We kept a carbon monoxide detector in the girls room in the old house. It still sits on Elena’s bureau. The green light still indicating that we have kept her safe from at least one invisible threat.

You protect your children from everything you can think of.

In “Father and Daughter” Paul Simon sings to his daughter that he believes “the light that shines on you will shine on you forever (forever). And though I can’t guarantee there’s nothing scary hiding under your bed, I’m gonna stand guard like a postcard of a golden retriever. And never leave ’til I leave you with a sweet dream in your head.”

And so, walking home I ask Maggie what scares her.

“I don’t know,” she says.

“It’s Halloween,” I say, “are you scared of things like ghosts.”

“Not really,” she says and I believe her. “The only things that bother me are real looking skeletons and things that look like real body parts that have been cut off of people.”

I know what she means.

The symbols of Halloween feel different this year now that I have an actual person below the ground that I think of so often. Maybe that isn’t fair. Why didn’t I feel that way about my grandparents? I remember feeling it briefly with my paternal grandfather when we walked beside the simple casket with holes drilled in the bottom to accelerate the process.
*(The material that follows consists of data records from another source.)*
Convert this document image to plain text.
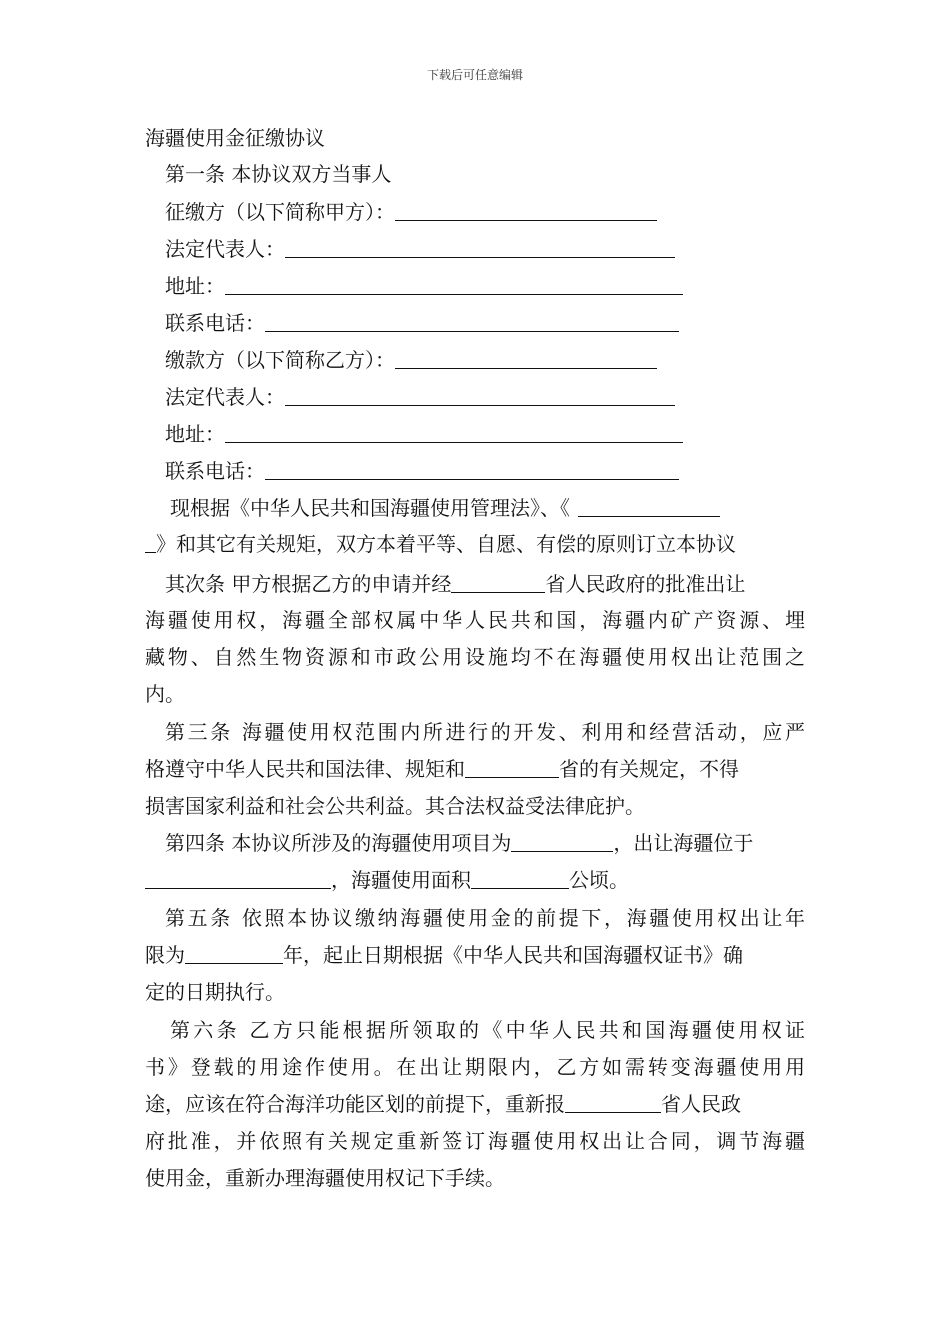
下载后可任意编辑
海疆使用金征缴协议
第一条 本协议双方当事人
征缴方（以下简称甲方）：
法定代表人：
地址：
联系电话：
缴款方（以下简称乙方）：
法定代表人：
地址：
联系电话：
现根据《中华人民共和国海疆使用管理法》、《
》和其它有关规矩，双方本着平等、自愿、有偿的原则订立本协议
其次条 甲方根据乙方的申请并经	省人民政府的批准出让
海疆使用权，海疆全部权属中华人民共和国，海疆内矿产资源、埋
藏物、自然生物资源和市政公用设施均不在海疆使用权出让范围之
内。
第三条 海疆使用权范围内所进行的开发、利用和经营活动，应严
格遵守中华人民共和国法律、规矩和	省的有关规定，不得
损害国家利益和社会公共利益。其合法权益受法律庇护。
第四条 本协议所涉及的海疆使用项目为	，出让海疆位于
，海疆使用面积	公顷。
第五条 依照本协议缴纳海疆使用金的前提下，海疆使用权出让年
限为	年，起止日期根据《中华人民共和国海疆权证书》确
定的日期执行。
第六条 乙方只能根据所领取的《中华人民共和国海疆使用权证
书》登载的用途作使用。在出让期限内，乙方如需转变海疆使用用
途，应该在符合海洋功能区划的前提下，重新报	省人民政
府批准，并依照有关规定重新签订海疆使用权出让合同，调节海疆
使用金，重新办理海疆使用权记下手续。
It was too much to think about even at thirty.

But Maggie loves gross things as long as they are alive. She searches for operations on the computer and has watched beating hearts and incisions that would give me pause. I didn’t know that she felt this way about skeletons.

A few years ago, Kim took the girls to the natural history museum. Some of the moms took the big kids into the planetarium for a show targeted at older kids. Maggie wanted to go so Kim let her. Elena didn’t.
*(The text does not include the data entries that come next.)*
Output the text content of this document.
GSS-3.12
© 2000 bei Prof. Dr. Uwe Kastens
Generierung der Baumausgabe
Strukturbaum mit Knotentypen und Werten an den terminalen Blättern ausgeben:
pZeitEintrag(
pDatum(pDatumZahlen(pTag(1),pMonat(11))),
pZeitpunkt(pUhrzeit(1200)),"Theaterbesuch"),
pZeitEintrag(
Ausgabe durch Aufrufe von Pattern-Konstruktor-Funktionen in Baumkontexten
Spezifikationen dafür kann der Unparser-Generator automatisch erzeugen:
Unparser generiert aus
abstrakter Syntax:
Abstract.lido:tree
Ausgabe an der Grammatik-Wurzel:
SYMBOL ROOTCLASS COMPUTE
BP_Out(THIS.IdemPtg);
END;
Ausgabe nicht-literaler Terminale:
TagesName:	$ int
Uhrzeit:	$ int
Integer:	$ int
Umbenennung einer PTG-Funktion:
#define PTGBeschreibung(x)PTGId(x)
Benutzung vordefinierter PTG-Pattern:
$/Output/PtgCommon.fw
When Maggie came out, her eyes were opened wide. She had learned that meteors hit the earth with some regularity. For several nights after she would lay awake in her bed crying. Sometimes Kim would go in and comfort her and sometimes I would – but what do you tell her. She was frightened of something real and too young to understand the chances of it happening.

One night I went in because I heard her sobbing. “What’s wrong?” I asked.

“The meteors,” she said. She looked up at me and asked, “are they real? Could they really hit our house?”

“They could, but it’s really, really rare.”

“Can’t rare things happen?” she asked.

“Yes,” I said. I was thinking that the house was more likely to be hit by lightening but didn’t want to give her something else to worry about. “They can happen, but the almost never do.”

Almost never. Like a six year old dying in the space of an hour.

“What can you do about it?” she asked.

“What do you mean?” I asked back.

“What can you do if a meteor hits your house?”

“Nothing, really.”

And for some reason that calmed her down. She thought things through while she silently cried.

Across the room Elena cleared her throat.

“Yes,” I said looking over at her. “It’s ten o’clock, go to bed.”

She stood in the doorway to Maggie’s bedroom with her arms crossed and said, “when you’re done dealing with this meteor thing I need you in my room. There are monsters in my closet.”

Maggie rolled her eyes and said, “oh brother.”

Elena put an earnest look on her face and said, “for real.”

Maggie was comforted by the fact that her fears were real while Elena’s were imaginary monsters. I looked from one of them to another and smiled.

Paul Simon sings the chorus, “I’m gonna watch you shine, gonna watch you grow. Gonna paint a sign so you’ll always know … There could never be a father who loved his daughter more than I love you.”